The ad campaign is part of a nationwide program started by the United Coalition of Reason in 2009 that has spread to 33 states and the District of Columbia. The billboards are also designed to raise awareness that atheists do exist in South Dakota.
"We're your friends and family; we're people that you already know," said Novotny.
According to a study released by the Pew Research Center this year, 20 percent of adults in the U.S., including one-third of those aged 18 to 30, have no religious affiliation. In South Dakota, the seven non-theistic groups intend to make the figure visible as they continue to affirm their godless affiliation through their efforts in their state.
Although a few of the groups have been established for years, they decided to partake in the state-wide ad campaign because it was perfect timing, according to Novotny.

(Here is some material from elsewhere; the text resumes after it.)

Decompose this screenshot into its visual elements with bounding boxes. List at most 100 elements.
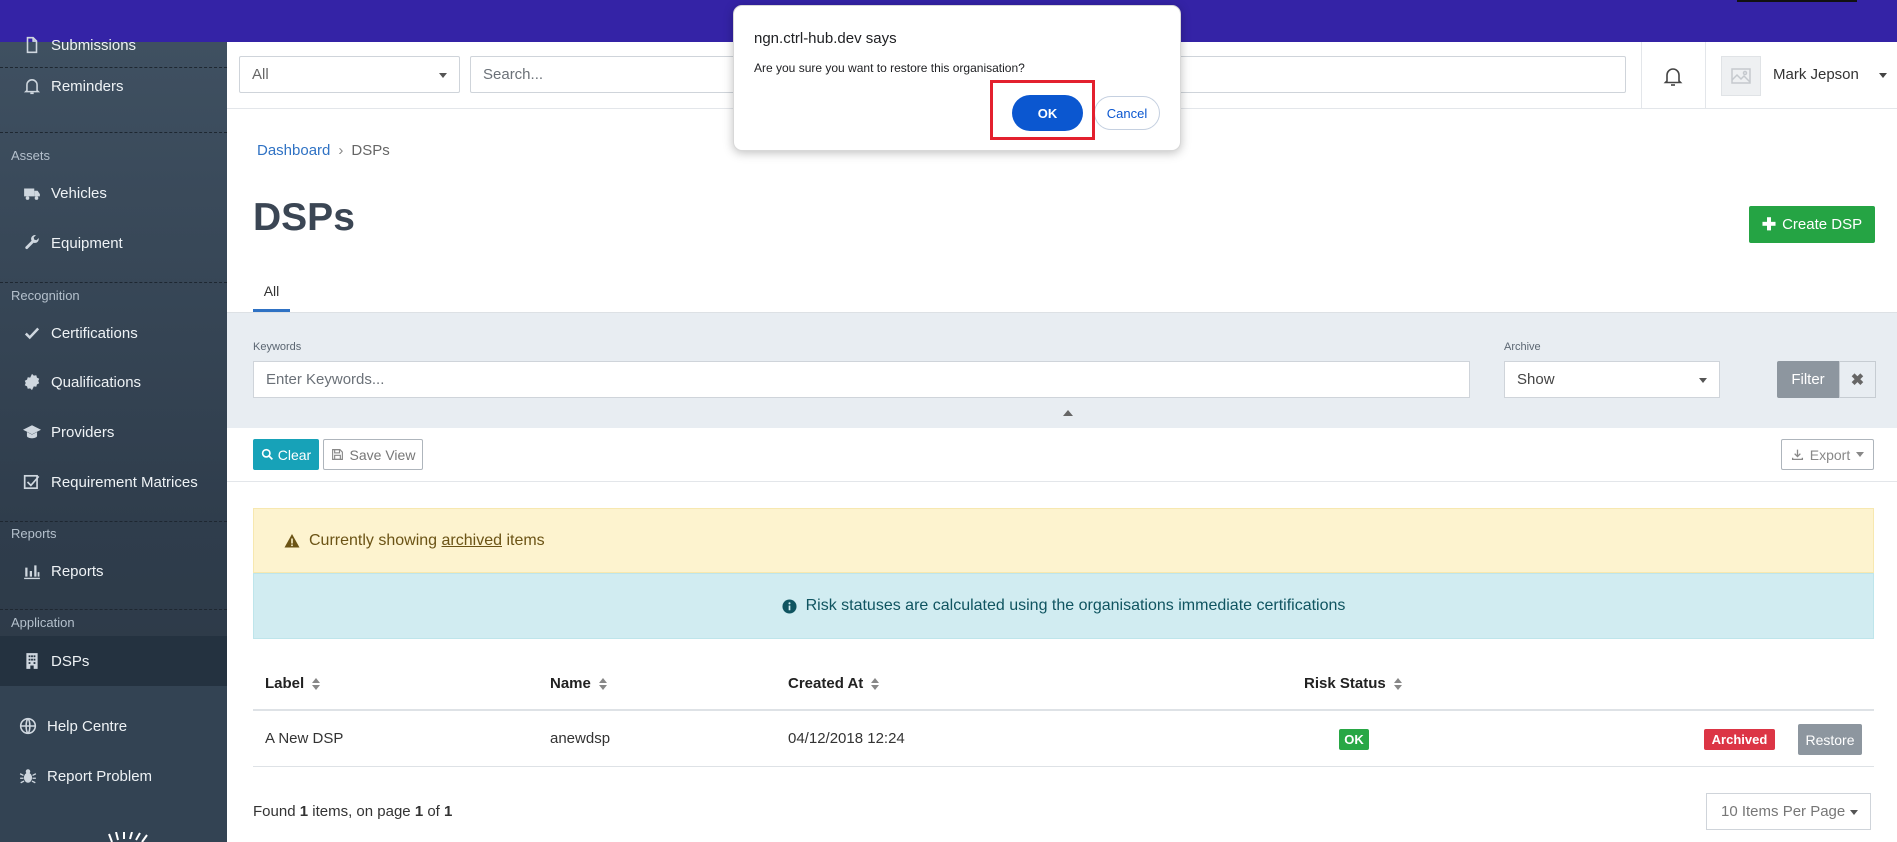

"We specifically chose this time of year because it would not only benefit the community groups, which could really do the launch any time of year, but the Secular Student Alliance groups since school is starting in the next week or two," she said.
Novotny also told CP the responses to the billboards have been generally positive.
"We have felt a lot of support, either from people that share the same world view, or people that understand that one of the things that make America so great is freedom of speech. These billboards have sparked a lot of discussion, which is great," said Novotny.
Churches in the areas near the signs have not voiced concern over them yet, according to Seth Sundstrom, head pastor for The Crossing church in Sioux Falls.
"I've not heard anything," said Sundstrom, reports Argus Leader, a Sioux Falls news outlet.
However a few state residents disagree with their message.
"It's heartbreaking to see that, just because that would be a really empty philosophy to live by," said Jeremy Brown, of Sioux Falls, to Argus Leader. "There is tons of actual proof that is real and exists that can be backed up by science that there is a God and He exists."
The billboards, which cost $11,148, were funded by the United Coalition of Reason along with funds from an anonymous local donor and will remain up through Sept. 15.